The northern schiffornis' breeding season varies geographically. It includes May in Mexico, at least March to July in Belize, at least January to March in Guatemala, February to August in Costa Rica, and July in Ecuador. Its nest is a large cup made from dead leaves and their skeletons and lined with rootlets and fungal rhizomorphs; the female builds it. It typically is only about 0.5 to 1.8 m above the ground in a palm, on a stump, or in a vine tangle or epiphyte. The clutch is two eggs that are pale buff with black, brown, and lilac-gray markings. The female alone incubates, for about 20 to 21 days, and alone provisions nestlings. The time to fledging is not known.

===Vocalization===

The northern schiffornis sings mostly in the early morning. Its song is a variable "sequence of normally 2–4 clear, rich musical whistles, last one sharply upslurred". It is written as "deeeeeu whee-chee or sometimes two-note dweeeer weet" in Mexico, "twick-sweet-twee" on the Panama/Colombia border, and "a very slow teeeeu, weee-tí or teeeeeew tui-chuEEE?" in Ecuador.

==Status==

The IUCN has assessed the northern schiffornis as being of Least Concern. It has a very large range; its estimated population of at least 50,000 mature individuals is believed to be decreasing.
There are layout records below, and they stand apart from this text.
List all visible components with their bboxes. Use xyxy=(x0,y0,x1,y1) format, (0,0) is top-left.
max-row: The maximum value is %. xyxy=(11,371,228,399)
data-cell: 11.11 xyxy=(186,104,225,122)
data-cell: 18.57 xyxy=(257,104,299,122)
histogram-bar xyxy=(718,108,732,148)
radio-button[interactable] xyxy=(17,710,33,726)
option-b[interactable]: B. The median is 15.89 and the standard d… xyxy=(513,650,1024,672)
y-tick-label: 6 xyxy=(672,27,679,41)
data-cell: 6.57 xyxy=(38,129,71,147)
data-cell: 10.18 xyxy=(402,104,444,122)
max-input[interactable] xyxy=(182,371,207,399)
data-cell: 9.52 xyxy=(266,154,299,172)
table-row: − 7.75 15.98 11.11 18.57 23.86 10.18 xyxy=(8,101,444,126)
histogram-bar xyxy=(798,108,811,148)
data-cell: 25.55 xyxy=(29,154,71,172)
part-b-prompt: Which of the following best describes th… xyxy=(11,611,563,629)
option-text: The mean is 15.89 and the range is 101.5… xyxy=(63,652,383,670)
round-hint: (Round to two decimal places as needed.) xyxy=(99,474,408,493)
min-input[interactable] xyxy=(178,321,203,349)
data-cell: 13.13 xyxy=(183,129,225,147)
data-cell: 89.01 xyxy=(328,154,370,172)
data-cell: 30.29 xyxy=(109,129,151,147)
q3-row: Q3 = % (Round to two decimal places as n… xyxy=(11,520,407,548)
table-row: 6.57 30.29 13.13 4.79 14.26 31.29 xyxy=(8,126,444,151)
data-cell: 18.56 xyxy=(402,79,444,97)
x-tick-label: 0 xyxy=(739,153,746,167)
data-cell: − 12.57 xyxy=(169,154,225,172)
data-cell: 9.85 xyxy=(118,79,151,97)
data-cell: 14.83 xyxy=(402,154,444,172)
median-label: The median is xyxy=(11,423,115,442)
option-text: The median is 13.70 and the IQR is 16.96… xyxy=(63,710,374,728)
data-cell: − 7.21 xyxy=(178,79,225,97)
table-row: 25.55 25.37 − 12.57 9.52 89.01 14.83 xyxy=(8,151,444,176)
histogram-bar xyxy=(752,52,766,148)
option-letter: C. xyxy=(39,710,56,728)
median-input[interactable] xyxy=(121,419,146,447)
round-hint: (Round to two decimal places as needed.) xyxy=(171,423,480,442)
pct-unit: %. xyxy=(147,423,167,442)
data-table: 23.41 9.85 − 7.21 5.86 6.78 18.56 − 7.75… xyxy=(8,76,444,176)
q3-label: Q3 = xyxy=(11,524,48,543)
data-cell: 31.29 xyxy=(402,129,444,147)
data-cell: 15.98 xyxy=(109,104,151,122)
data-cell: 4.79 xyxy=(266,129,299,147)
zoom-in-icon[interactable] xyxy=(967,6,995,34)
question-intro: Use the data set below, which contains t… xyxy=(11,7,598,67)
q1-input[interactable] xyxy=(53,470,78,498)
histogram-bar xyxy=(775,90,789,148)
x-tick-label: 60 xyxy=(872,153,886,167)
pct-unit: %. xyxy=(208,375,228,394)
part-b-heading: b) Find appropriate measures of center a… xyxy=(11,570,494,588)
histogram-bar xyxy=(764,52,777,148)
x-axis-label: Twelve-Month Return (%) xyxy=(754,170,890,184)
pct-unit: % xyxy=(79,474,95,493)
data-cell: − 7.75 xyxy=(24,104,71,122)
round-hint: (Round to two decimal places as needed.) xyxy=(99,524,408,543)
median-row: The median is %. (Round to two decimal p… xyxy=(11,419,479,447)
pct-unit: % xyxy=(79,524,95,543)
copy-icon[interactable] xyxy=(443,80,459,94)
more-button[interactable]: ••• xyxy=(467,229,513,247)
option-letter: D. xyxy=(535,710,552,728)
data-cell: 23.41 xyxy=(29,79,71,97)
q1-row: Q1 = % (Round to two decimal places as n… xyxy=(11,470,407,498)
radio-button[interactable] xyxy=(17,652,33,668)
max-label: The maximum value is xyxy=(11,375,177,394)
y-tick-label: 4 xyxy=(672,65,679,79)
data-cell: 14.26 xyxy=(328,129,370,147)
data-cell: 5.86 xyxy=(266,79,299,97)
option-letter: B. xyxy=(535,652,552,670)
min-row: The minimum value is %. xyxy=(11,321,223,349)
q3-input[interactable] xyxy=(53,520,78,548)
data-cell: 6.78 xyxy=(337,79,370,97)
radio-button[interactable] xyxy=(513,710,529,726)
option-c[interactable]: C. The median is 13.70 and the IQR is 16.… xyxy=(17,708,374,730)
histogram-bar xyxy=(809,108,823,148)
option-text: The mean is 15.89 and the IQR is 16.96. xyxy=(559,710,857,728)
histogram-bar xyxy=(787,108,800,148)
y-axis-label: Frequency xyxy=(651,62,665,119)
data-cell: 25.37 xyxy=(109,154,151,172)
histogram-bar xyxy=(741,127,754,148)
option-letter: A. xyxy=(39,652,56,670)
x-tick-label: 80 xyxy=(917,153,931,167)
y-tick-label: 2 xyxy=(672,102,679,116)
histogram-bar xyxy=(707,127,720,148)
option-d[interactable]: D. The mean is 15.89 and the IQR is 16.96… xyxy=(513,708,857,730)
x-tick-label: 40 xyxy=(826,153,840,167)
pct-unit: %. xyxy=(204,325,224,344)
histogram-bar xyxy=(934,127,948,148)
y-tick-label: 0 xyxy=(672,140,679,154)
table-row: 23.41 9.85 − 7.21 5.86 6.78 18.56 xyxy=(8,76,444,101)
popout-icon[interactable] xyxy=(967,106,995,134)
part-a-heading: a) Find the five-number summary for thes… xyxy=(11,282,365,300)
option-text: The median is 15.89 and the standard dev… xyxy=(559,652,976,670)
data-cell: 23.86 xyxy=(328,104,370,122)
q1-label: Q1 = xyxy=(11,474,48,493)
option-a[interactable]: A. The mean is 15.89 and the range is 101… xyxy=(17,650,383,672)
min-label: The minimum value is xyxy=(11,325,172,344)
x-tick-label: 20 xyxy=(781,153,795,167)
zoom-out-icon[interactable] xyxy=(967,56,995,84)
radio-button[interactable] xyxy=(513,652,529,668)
No immediate threats have been identified. In Costa Rica it is considered "fairly common" on the Pacific slope, "fairly uncommon" in the Caribbean-slope foothills, and "very uncommon" in the Caribbean lowlands. It is "uncommon to fairly common" in northern Central America, "locally fairly common" in Colombia, and fairly common in Ecuador. It occurs in many protected areas across its range.